Der Antragsteller hat damit nach Ablauf der Dreimonats-Frist des Art. 24 Abs. 2 EGRL 38/2004 Anspruch auf Leistungen nach dem 4. Kapitel des SGB XII. Rein vorsorglich weist die Kammer darauf hin, dass es auch nach der Rechtsprechung des EuGH dem Mitgliedstaat unbenommen bleibt, festzustellen, dass ein Staatsangehöriger eines andren Mitgliedstaats, der Sozialhilfe in Anspruch genommen hat, die Voraussetzungen für sein Aufenthaltsrecht nicht (mehr) erfüllt. Der Aufnahmemitgliedstaat kann sogar in einem solchen Fall unter Einhaltung der vom Gemeinschaftsrecht gezogenen Grenzen eine Ausweisungsmaßnahme vornehmen, wird dabei aber insbesondere Art. 14 Abs. 3 EGRL 38/2004 zu beachten haben (EuGH aaO).

Auf die – umstrittene – Frage, ob im Fall eines wirtschaftlich nicht aktiven Unions-bürgers, der aus Gründen des Sozialhilfebezugs einreist, das Europäische Fürsorgeabkommen vom 11.12.1953 (EFA) Anwendung findet, kommt es daher nicht an (zum Streitstand einerseits: BSG, Urt. v. 19.10.2010, B 14 AS 23/10 R, Rdnr. 40; andererseits: Greiger in jurisPK-SGB XII, Vorbemerkung SGB XII, Die Sozialhilfe als Gegenstand des Europäischen Rechts, Rnr. 59 f. m.w.N.).

Ebenso wenig braucht im einstweiligen Rechtsschutzverfahren nicht die Frage geklärt werden, ob der vollständige Leistungsausschluss des § 23 Abs. 3 SGB XII nach nationalem Recht verfassungsmäßig ist, so dass dem Antragsteller für die Zeit vor dem 08.01.2011 u.U. Leistungen zur Sicherung des Lebensunterhalts zumindest in reduzierter Höhe zustünden.

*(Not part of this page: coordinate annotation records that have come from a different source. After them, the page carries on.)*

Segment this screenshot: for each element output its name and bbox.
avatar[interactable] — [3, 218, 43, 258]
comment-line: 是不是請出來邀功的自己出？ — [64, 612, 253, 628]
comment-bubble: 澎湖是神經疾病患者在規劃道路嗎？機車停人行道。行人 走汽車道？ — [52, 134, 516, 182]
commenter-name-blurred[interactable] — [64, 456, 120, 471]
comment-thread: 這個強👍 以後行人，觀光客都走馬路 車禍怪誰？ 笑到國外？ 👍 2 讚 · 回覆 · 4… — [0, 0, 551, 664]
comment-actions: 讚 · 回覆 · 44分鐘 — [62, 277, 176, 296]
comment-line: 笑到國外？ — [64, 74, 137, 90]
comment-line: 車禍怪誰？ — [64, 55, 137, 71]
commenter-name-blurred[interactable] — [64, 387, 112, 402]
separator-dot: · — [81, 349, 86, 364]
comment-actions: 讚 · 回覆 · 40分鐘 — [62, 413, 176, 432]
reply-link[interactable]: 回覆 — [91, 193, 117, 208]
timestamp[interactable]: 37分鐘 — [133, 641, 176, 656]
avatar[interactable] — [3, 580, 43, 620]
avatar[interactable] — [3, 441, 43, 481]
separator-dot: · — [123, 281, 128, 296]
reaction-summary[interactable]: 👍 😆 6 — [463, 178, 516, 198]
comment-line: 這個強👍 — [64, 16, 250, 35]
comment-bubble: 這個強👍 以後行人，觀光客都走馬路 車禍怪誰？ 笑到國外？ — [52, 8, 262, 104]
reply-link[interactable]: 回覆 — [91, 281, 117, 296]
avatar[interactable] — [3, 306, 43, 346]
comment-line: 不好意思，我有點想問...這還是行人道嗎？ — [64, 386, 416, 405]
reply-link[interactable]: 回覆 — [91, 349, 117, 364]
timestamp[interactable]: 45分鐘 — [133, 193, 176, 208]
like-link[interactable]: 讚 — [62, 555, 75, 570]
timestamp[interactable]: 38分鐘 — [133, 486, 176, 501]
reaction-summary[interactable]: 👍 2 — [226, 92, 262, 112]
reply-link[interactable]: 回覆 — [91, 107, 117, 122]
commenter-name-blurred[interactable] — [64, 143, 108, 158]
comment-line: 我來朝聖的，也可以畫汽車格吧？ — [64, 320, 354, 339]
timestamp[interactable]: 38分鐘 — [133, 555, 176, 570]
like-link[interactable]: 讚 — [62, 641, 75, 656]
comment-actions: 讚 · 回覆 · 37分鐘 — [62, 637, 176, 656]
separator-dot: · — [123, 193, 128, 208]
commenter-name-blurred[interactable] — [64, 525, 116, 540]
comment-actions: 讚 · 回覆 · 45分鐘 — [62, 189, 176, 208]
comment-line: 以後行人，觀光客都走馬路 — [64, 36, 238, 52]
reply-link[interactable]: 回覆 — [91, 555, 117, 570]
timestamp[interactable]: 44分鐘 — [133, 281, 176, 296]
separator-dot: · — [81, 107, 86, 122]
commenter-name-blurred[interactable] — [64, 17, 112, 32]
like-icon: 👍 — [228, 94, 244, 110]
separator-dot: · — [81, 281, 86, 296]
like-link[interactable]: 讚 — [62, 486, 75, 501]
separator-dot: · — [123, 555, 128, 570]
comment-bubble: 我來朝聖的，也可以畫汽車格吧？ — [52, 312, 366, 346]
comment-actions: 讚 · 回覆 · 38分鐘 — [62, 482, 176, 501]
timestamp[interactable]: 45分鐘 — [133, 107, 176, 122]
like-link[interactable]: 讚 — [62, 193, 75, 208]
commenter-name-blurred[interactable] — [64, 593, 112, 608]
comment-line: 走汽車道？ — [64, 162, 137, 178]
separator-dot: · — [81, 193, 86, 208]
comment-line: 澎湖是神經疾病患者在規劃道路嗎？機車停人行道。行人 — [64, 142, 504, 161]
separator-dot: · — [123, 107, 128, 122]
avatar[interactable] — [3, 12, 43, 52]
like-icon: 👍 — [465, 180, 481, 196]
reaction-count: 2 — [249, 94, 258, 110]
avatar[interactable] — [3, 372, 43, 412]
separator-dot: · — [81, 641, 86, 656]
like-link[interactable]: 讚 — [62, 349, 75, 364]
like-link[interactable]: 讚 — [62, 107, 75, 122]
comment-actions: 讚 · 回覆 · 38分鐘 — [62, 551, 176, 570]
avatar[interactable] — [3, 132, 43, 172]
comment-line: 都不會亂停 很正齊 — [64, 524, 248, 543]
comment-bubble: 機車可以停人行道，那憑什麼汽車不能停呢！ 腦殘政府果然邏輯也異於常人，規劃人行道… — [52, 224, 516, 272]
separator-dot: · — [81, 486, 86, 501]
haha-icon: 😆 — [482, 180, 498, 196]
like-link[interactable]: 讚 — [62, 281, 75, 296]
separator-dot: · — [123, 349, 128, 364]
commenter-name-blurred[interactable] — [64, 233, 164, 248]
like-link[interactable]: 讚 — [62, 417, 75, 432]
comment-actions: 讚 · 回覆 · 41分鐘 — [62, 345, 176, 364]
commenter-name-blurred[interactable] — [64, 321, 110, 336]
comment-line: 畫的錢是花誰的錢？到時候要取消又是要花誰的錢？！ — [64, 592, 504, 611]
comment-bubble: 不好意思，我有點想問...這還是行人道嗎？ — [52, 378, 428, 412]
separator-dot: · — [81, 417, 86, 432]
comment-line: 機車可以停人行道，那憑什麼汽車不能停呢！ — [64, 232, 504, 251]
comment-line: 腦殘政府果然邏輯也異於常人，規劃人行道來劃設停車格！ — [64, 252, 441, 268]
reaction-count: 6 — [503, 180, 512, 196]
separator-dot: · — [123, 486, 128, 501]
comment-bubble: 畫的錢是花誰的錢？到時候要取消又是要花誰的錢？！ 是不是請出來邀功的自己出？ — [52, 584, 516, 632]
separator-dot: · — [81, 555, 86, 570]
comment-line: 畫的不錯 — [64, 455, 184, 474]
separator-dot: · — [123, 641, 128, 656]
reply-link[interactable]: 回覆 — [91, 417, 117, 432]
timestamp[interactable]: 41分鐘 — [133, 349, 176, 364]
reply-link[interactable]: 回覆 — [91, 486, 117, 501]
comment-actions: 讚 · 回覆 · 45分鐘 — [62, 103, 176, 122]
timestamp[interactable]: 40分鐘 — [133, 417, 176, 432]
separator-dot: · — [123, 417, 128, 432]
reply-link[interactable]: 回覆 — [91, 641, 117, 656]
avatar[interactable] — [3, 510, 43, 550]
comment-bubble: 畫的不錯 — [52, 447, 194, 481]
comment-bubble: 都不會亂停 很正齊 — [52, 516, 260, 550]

Die Kammer sieht diesbezüglich im Hinblick auf den im einstweiligen Rechtsschutz nur geringen Zeitraum (von Stellung des Antrags am 23.12.2010 bis zum 07.01.2011) und den Umstand, dass der Antragsteller über eigenes Einkommen in Höhe von 250 EUR verfügt, keinen Anordnungsgrund.

Die Kostenentscheidung beruht auf § 193 Sozialgerichtsgesetz und berücksichtigt das Verhältnis von Obsiegen und Unterliegen.

II.

Da der Eilantrag überwiegend Erfolg hat, liegen auch die Voraussetzungen für die Bewilligung von Prozesskostenhilfe vor.